What was there to free her from, except this mortal coil? She wanted to laugh, and she wanted to cry, and she wanted to throw up. She wanted, just a little, to die.
She settled for closing her eyes and sighing. The mild breeze danced over the rooftops, forced to split around her unmoving body. Below, footsteps and chatter—laughter, sometimes—echoed between the buildings.
Contemptible. Hateful. She longed for screams and then silence. But it was an idle, wistful thing. The rest of her would never allow it. The familiar headache gnawed at her temples, as if her skull housed a horde of starving, restless vermin.

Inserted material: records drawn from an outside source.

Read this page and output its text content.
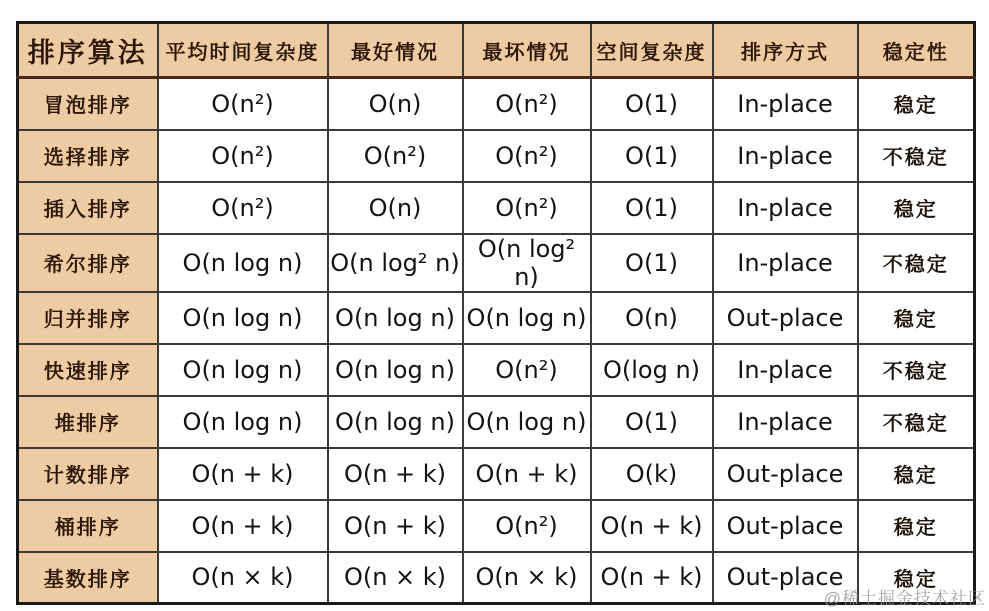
排序算法	平均时间复杂度	最好情况	最坏情况	空间复杂度	排序方式	稳定性
冒泡排序	O(n²)	O(n)	O(n²)	O(1)	In-place	稳定
选择排序	O(n²)	O(n²)	O(n²)	O(1)	In-place	不稳定
插入排序	O(n²)	O(n)	O(n²)	O(1)	In-place	稳定
希尔排序	O(n log n)	O(n log² n)	O(n log² n)	O(1)	In-place	不稳定
归并排序	O(n log n)	O(n log n)	O(n log n)	O(n)	Out-place	稳定
快速排序	O(n log n)	O(n log n)	O(n²)	O(log n)	In-place	不稳定
堆排序	O(n log n)	O(n log n)	O(n log n)	O(1)	In-place	不稳定
计数排序	O(n + k)	O(n + k)	O(n + k)	O(k)	Out-place	稳定
桶排序	O(n + k)	O(n + k)	O(n²)	O(n + k)	Out-place	稳定
基数排序	O(n × k)	O(n × k)	O(n × k)	O(n + k)	Out-place	稳定
@稀土掘金技术社区
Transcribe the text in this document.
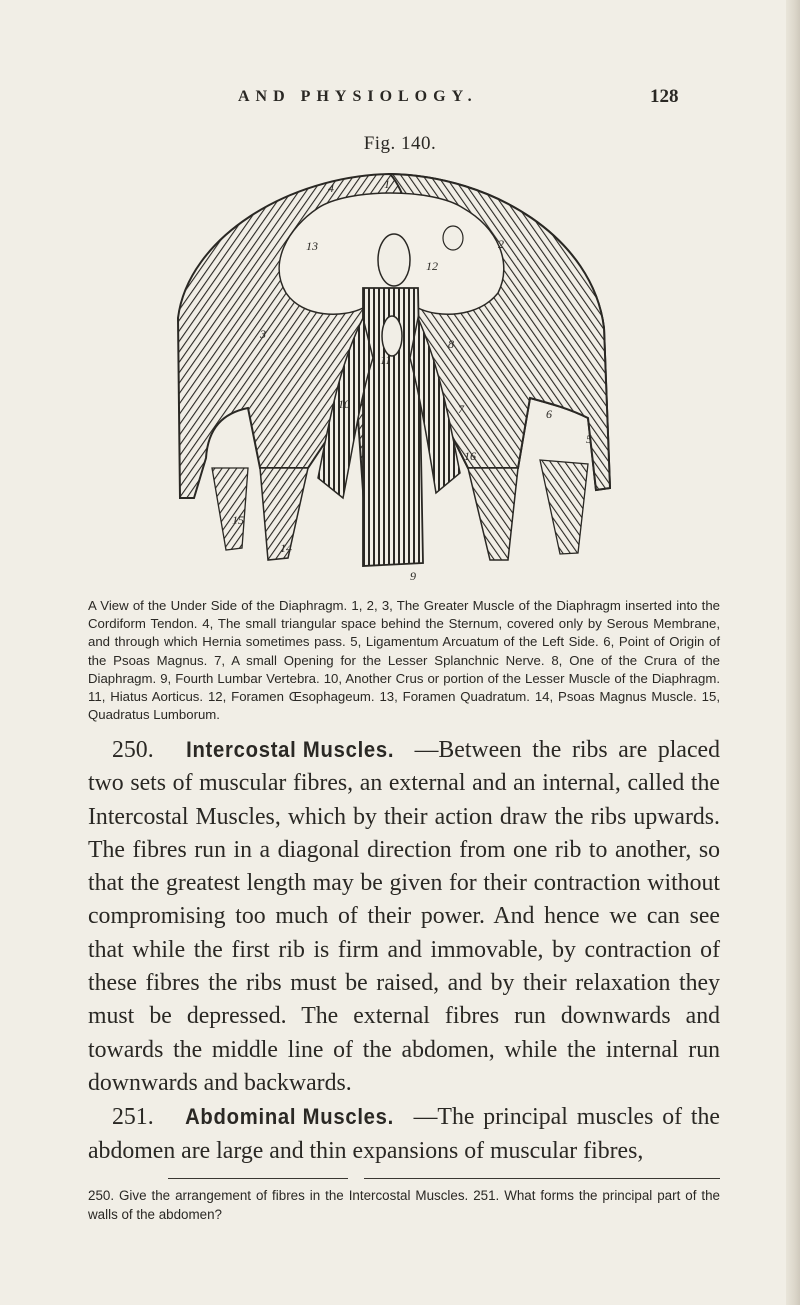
AND PHYSIOLOGY.	128
Fig. 140.
1
2
3
4
5
6
7
8
9
10
11
12
13
14
15
16
A View of the Under Side of the Diaphragm. 1, 2, 3, The Greater Muscle of the Diaphragm inserted into the Cordiform Tendon. 4, The small triangular space behind the Sternum, covered only by Serous Membrane, and through which Hernia sometimes pass. 5, Ligamentum Arcuatum of the Left Side. 6, Point of Origin of the Psoas Magnus. 7, A small Opening for the Lesser Splanchnic Nerve. 8, One of the Crura of the Diaphragm. 9, Fourth Lumbar Vertebra. 10, Another Crus or portion of the Lesser Muscle of the Diaphragm. 11, Hiatus Aorticus. 12, Foramen Œsophageum. 13, Foramen Quadratum. 14, Psoas Magnus Muscle. 15, Quadratus Lumborum.

250. Intercostal Muscles. —Between the ribs are placed two sets of muscular fibres, an external and an internal, called the Intercostal Muscles, which by their action draw the ribs upwards. The fibres run in a diagonal direction from one rib to another, so that the greatest length may be given for their contraction without compromising too much of their power. And hence we can see that while the first rib is firm and immovable, by contraction of these fibres the ribs must be raised, and by their relaxation they must be depressed. The external fibres run downwards and towards the middle line of the abdomen, while the internal run downwards and backwards.

251. Abdominal Muscles. —The principal muscles of the abdomen are large and thin expansions of muscular fibres,

250. Give the arrangement of fibres in the Intercostal Muscles. 251. What forms the principal part of the walls of the abdomen?
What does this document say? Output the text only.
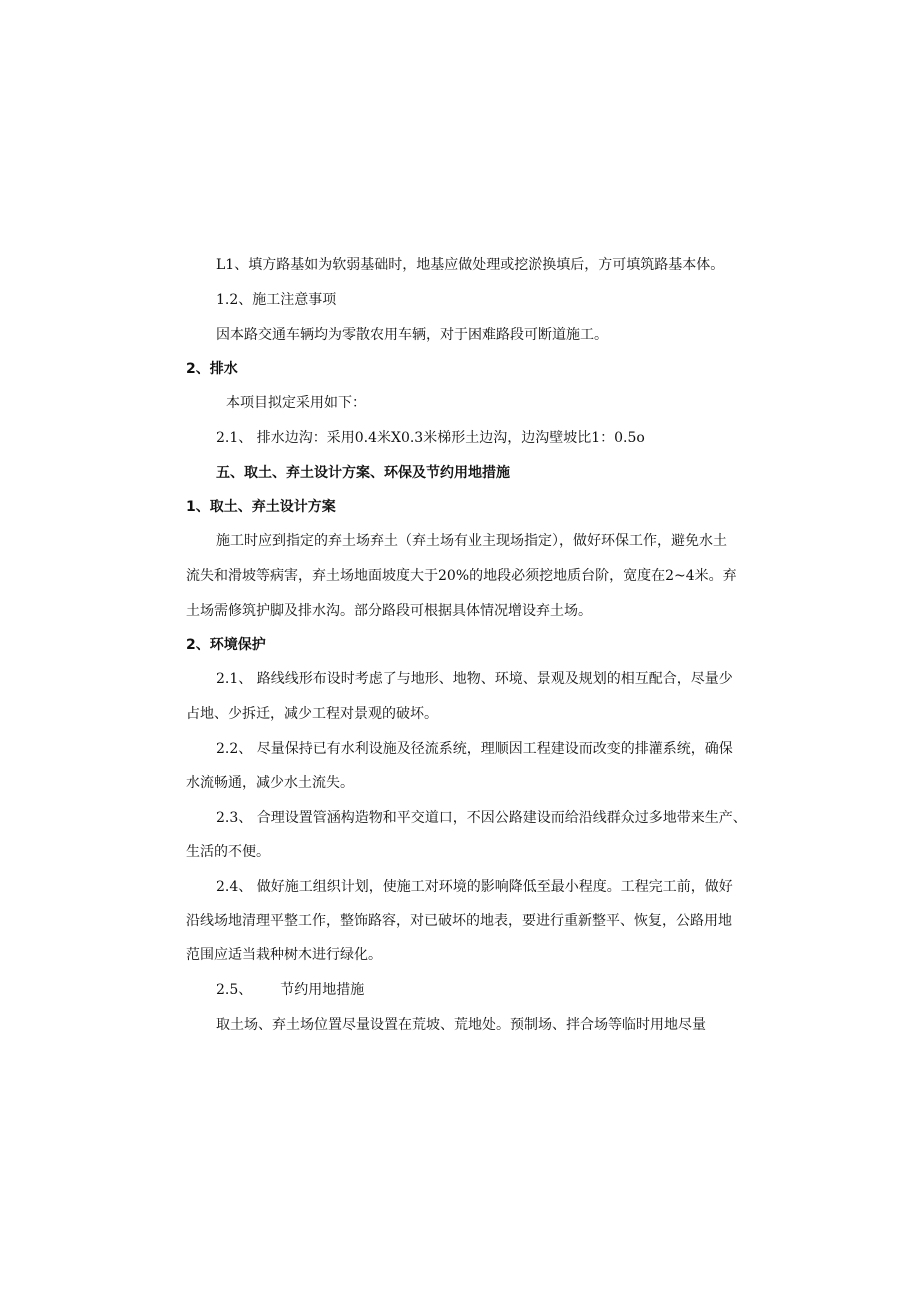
L1、填方路基如为软弱基础时，地基应做处理或挖淤换填后，方可填筑路基本体。
1.2、施工注意事项
因本路交通车辆均为零散农用车辆，对于困难路段可断道施工。
2、排水
本项目拟定采用如下：
2.1、 排水边沟：采用0.4米X0.3米梯形土边沟，边沟壁坡比1：0.5o
五、取土、弃土设计方案、环保及节约用地措施
1、取土、弃土设计方案
施工时应到指定的弃土场弃土（弃土场有业主现场指定），做好环保工作，避免水土
流失和滑坡等病害，弃土场地面坡度大于20%的地段必须挖地质台阶，宽度在2~4米。弃
土场需修筑护脚及排水沟。部分路段可根据具体情况增设弃土场。
2、环境保护
2.1、 路线线形布设时考虑了与地形、地物、环境、景观及规划的相互配合，尽量少
占地、少拆迁，减少工程对景观的破坏。
2.2、 尽量保持已有水利设施及径流系统，理顺因工程建设而改变的排灌系统，确保
水流畅通，减少水土流失。
2.3、 合理设置管涵构造物和平交道口，不因公路建设而给沿线群众过多地带来生产、
生活的不便。
2.4、 做好施工组织计划，使施工对环境的影响降低至最小程度。工程完工前，做好
沿线场地清理平整工作，整饰路容，对已破坏的地表，要进行重新整平、恢复，公路用地
范围应适当栽种树木进行绿化。
2.5、 节约用地措施
取土场、弃土场位置尽量设置在荒坡、荒地处。预制场、拌合场等临时用地尽量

But she couldn’t let them out, and there was no cat to set on them. All she could do was close the door and pray they ate only her.
Astarion’s clothes rustled with movement once, twice. Then, so very lightly, his fingertips brushed the back of her hand—and he took it in his.
why is writing so fucking agonising. pulling out sentences like pulling out teeth. like unravelling tangled yarn. it's okay that it isn't perfect sit still just let me rip it out i know it hurts it's better it's out and ugly than staying in stop squirming!